Table 1. Performance comparison with previous terahertz graphene absorbers.

Ref.	Polarization	Number of Passbands	Normalized ${}^1$ Bandwidth	Number of Graphene Layers
[20]	dual	0	14.7% (4.8–5.56 THz)	3
[21]	single	0	84.6% (4.7–11.6 THz)	3
[25]	single	0	41.3% (2.5–3.8 THz)	1
[33]	dual	1	66.7% (0.5–1 THz)	1
This work	dual	2	43.5%/7.2% (0.54–0.84 THz, 2.13–2.29 THz)	1

${}^1$ Normalized absorption bandwidth of 90%.

. The results show that although the proposed absorber has narrow absorbing bandwidths, it has two absorption bands and two passbands and is dual polarized. Since there is only one layer of graphene, it is easy to fabricate.

4. Conclusions

In summary, we have demonstrated a dual-band terahertz absorber based on graphene with two passbands.
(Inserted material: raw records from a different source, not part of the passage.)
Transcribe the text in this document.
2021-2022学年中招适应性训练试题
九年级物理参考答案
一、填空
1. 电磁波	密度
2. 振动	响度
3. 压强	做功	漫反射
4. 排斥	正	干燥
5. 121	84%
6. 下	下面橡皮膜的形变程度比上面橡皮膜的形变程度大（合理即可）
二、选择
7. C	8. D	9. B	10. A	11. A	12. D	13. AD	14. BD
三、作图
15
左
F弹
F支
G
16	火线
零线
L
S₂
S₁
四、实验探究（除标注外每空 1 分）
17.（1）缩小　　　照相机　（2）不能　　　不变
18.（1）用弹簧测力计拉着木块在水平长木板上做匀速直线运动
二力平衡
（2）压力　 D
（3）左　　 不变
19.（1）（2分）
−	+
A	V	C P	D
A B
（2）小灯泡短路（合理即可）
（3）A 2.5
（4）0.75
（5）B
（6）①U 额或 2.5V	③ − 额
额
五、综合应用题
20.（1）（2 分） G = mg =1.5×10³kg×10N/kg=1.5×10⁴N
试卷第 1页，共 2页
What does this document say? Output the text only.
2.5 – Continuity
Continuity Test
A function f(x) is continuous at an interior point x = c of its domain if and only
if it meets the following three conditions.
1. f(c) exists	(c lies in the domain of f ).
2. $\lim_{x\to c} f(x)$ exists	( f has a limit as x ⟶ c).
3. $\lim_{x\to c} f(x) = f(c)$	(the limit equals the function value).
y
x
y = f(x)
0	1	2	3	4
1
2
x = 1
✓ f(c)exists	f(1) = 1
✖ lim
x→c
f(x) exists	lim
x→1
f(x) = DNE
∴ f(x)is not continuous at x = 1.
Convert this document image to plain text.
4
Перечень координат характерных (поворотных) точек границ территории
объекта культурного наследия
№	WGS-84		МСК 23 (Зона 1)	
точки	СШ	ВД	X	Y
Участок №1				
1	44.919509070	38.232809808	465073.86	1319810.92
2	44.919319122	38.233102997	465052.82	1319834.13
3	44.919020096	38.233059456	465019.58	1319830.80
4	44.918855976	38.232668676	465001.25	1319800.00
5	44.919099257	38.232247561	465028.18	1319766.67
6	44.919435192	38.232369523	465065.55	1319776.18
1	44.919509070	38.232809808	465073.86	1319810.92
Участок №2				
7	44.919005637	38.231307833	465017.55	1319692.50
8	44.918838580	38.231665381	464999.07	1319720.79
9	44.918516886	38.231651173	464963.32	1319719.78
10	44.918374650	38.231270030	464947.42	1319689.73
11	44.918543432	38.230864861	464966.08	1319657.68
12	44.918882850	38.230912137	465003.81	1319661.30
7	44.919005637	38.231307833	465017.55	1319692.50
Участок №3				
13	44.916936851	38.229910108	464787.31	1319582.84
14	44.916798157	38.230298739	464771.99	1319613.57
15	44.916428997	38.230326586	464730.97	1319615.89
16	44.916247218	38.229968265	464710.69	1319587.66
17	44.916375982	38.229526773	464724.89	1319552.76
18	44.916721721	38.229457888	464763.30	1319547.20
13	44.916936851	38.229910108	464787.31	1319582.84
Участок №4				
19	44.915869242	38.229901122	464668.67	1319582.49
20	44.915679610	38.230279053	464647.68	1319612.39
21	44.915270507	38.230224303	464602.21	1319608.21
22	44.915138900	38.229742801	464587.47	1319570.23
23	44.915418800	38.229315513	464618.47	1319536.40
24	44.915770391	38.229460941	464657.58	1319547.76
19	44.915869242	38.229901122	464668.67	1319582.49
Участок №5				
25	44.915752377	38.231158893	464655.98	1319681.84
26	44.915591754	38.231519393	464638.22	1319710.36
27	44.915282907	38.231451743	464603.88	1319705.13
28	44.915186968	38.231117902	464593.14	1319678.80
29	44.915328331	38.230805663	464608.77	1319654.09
The absorber is composed of a cross-elliptical graphene layer, a double-loop FSS layer and a SiO${}_2$ substrate between the two layers. The two absorption bands are achieved by electric resonance and magnetic resonance. The first passband is a low-passband below the lower absorption band, and the second passband is between the two absorption bands. The absorbing peaks can be regulated by chemical potential while the passbands are nearly independent of chemical potential. Furthermore, the performance of our absorber under oblique incidence is investigated and shows angle-independent and polarization-insensitive properties. The absorber has potential applications in filtering, sensing, detecting and antenna stealth.